Using the command line tool it is simply a matter of setting novel = 1 in the config file. Reads will first be mapped to mirbase to remove known miRNAs and also any libraries you included in the indexes option. The novel prediction step from the command line tool will produce a file called novel_mirna.csv in the output folder.

Code examples

from smallrnaseq import novel
import pandas as pd
#single file prediction
readcounts = pd.read_csv('countsfile.csv')
samfile = 'mysamfile.sam'
reads = utils.get_aligned_reads(samfile, readcounts)
new = novel.find_mirnas(reads, ref_fasta)

References

  • Kang, W. & Friedländer, M.R., 2015. Computational Prediction of miRNA Genes from Small RNA Sequencing Data. Frontiers in Bioengineering and Biotechnology, 3, p.7.
  • Hackenberg, M. et al., 2009. miRanalyzer: a microRNA detection and analysis tool for next-generation sequencing experiments.
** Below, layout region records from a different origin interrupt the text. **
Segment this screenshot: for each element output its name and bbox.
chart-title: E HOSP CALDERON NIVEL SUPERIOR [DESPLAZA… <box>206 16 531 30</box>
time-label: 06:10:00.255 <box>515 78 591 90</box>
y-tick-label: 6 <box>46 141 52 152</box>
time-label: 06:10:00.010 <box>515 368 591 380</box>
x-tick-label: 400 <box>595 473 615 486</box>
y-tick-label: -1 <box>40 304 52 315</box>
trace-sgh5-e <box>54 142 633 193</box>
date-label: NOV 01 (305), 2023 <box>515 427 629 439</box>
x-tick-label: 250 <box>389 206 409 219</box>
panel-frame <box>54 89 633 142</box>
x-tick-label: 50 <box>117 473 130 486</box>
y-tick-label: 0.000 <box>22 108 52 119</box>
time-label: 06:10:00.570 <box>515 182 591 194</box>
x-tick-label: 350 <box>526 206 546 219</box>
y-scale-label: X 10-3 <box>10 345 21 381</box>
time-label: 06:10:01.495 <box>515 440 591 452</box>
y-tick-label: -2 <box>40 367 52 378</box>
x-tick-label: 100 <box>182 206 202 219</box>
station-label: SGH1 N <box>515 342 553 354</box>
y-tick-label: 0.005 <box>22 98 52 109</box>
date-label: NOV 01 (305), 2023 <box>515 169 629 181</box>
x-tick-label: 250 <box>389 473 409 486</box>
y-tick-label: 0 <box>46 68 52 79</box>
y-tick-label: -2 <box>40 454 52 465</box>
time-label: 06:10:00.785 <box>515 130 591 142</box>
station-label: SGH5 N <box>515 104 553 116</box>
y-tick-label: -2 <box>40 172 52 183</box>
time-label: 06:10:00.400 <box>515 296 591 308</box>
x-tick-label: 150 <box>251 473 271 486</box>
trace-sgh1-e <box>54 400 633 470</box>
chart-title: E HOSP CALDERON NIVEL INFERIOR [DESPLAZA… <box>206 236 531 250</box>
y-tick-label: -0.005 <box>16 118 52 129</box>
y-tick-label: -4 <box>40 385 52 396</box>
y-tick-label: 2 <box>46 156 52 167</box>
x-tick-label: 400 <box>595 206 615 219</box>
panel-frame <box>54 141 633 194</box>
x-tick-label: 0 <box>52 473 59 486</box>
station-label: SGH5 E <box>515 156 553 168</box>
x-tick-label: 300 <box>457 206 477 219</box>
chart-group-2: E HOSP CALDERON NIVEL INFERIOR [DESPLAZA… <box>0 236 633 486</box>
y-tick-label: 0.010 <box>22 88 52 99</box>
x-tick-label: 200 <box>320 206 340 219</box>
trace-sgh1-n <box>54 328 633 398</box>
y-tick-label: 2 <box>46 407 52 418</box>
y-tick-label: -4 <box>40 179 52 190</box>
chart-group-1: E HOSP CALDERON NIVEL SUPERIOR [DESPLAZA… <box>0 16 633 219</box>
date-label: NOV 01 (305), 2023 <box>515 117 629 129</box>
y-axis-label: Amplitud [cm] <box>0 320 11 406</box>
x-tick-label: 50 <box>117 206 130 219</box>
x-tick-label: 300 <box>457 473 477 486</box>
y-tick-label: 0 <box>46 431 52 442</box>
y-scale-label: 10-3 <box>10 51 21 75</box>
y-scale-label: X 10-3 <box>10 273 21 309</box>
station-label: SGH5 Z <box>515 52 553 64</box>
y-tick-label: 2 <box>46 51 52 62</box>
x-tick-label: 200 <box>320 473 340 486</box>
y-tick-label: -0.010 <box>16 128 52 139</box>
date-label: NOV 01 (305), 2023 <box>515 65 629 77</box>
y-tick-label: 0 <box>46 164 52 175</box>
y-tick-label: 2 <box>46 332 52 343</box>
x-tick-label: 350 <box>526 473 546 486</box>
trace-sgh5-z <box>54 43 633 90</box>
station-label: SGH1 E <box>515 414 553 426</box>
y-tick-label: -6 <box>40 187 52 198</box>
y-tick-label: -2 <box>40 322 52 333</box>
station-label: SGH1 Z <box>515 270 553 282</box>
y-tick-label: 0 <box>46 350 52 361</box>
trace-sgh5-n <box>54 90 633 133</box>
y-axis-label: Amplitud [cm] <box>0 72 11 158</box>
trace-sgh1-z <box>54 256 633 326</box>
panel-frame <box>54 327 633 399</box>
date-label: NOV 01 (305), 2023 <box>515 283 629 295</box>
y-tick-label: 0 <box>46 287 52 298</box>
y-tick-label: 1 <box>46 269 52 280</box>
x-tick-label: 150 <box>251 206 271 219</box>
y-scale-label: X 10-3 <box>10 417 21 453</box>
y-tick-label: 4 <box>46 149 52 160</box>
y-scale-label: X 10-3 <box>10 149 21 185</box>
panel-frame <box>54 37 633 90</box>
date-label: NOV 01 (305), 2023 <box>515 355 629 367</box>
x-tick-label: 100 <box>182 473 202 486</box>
Nucleic Acids Research, 37(Web Server), pp.W68–W76.
  • Friedländer, M.R. et al., 2012. miRDeep2 accurately identifies known and hundreds of novel microRNA genes in seven animal clades. Nucleic acids research, 40(1), pp.37–52.
  • Shi, J. et al., 2015. mirPRo–a novel standalone program for differential expression and variation analysis of miRNAs. Scientific Reports, 5, p.14617.
  • Xue, C. et al., 2005. Classification of real and pseudo microRNA precursors using local structure-sequence features and support vector machine. BMC bioinformatics, 6, p.310.
  • Lopes, I.D.O.N. et al., 2014. The discriminant power of RNA features for pre-miRNA recognition. BMC bioinformatics, 15(1), p.124.